One place where interns have proven their added value is creating targeted media lists. Just learning the breadth and reach of the media landscape is a valuable experience. But so does the delivery of these pre-designed, personalized pitches to the individual journalists on those lists. While it may seem like a tedious job, keeping up with these rhythms exposes an intern to critical aspects of media awareness, dynamics and critical thinking. There is no education like picking up the phone to make follow-up calls.
Talk to your interns about the value of this “rude work”. Explain to them how their efforts contribute to the overall strategy and thank them when they celebrate the victories along the way.
Social media requires strategy and experience
Just as you can’t read the newspapers and then know how to develop a media strategy, neither can you grow up in the age of social media and then inherently drive a digital strategy.
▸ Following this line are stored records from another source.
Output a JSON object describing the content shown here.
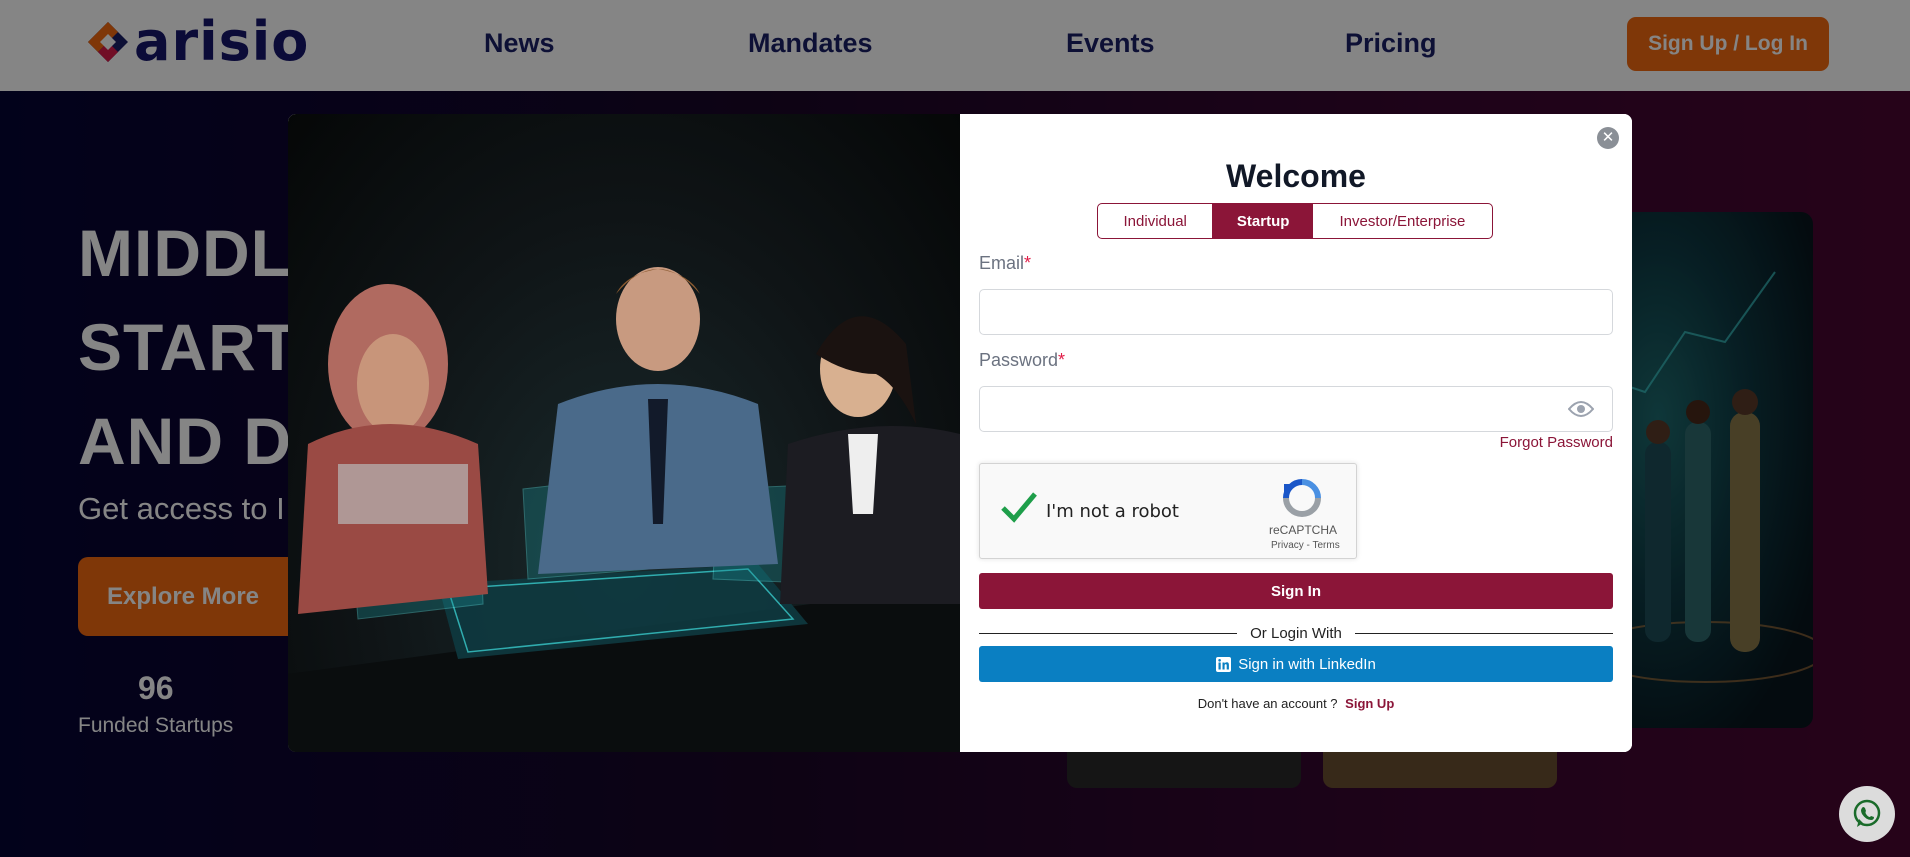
{
  "navbar": {
    "logo_text": "arisio",
    "links": [
      "News",
      "Mandates",
      "Events",
      "Pricing"
    ],
    "cta_label": "Sign Up / Log In"
  },
  "hero": {
    "lines": [
      "MIDDLE",
      "START",
      "AND DA"
    ],
    "subtitle": "Get access to I",
    "explore_label": "Explore More",
    "stat_value": "96",
    "stat_label": "Funded Startups"
  },
  "modal": {
    "title": "Welcome",
    "tabs": [
      {
        "label": "Individual",
        "active": false
      },
      {
        "label": "Startup",
        "active": true
      },
      {
        "label": "Investor/Enterprise",
        "active": false
      }
    ],
    "email_label": "Email",
    "password_label": "Password",
    "required_mark": "*",
    "forgot_password": "Forgot Password",
    "captcha": {
      "label": "I'm not a robot",
      "brand": "reCAPTCHA",
      "links": "Privacy - Terms",
      "checked": true
    },
    "signin_label": "Sign In",
    "divider_text": "Or Login With",
    "linkedin_label": "Sign in with LinkedIn",
    "no_account_text": "Don't have an account ?",
    "signup_link": "Sign Up"
  },
  "colors": {
    "brand_maroon": "#8b1538",
    "brand_orange": "#f36a10",
    "nav_text": "#1a1f66",
    "linkedin_blue": "#0a7fc2"
  },
  "icons": [
    "close-icon",
    "eye-icon",
    "recaptcha-icon",
    "linkedin-icon",
    "whatsapp-icon",
    "checkmark-icon"
  ]
}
Knowing what TikTok is isn’t the same as knowing what to do with it for a brand or how to assess whether it’s an appropriate forum for a given strategy.
There is a great nuance in understanding what makes a social media post engaging and strategic. Is it better to post more or less? How many tags are appropriate? Should the tone be conversational or professional? Such careful distinctions made at the finest levels of social media execution can have significant consequences for a campaign’s results.
While an intern may have a perspective to lend to these choices, the success or failure of campaigns should never rest solely on their shoulders.
As with media outreach, it is the responsibility of seasoned professionals to give interns a seat at the table, show them our work and reasoning as we go, so that interns can learn the critical thinking behind our choices, and not just how to use the Hootsuite planning tool. An experienced social media manager will be able to articulate the rationale for these choices and why each is important.
Encourage future pros you want to hire
In my office, in the midst of some recruitments for new positions, we discuss what we need from the future professionals we recruit, as well as our role in promoting these young people through our internship program. What do we need for today’s customers and for the industrial changes of tomorrow? One thing we know we can never have too much of is the pros with pitching chops.
In the midst of the ongoing Big Resignation reshuffle, even if you’re not hiring now, you might be doing it soon, and these questions are more relevant than ever. Taking the time to develop these skills in our interns is not only an investment in their future, but also in our own companies.
Emily Wenstrom is vice president of Stanton Communications, Inc.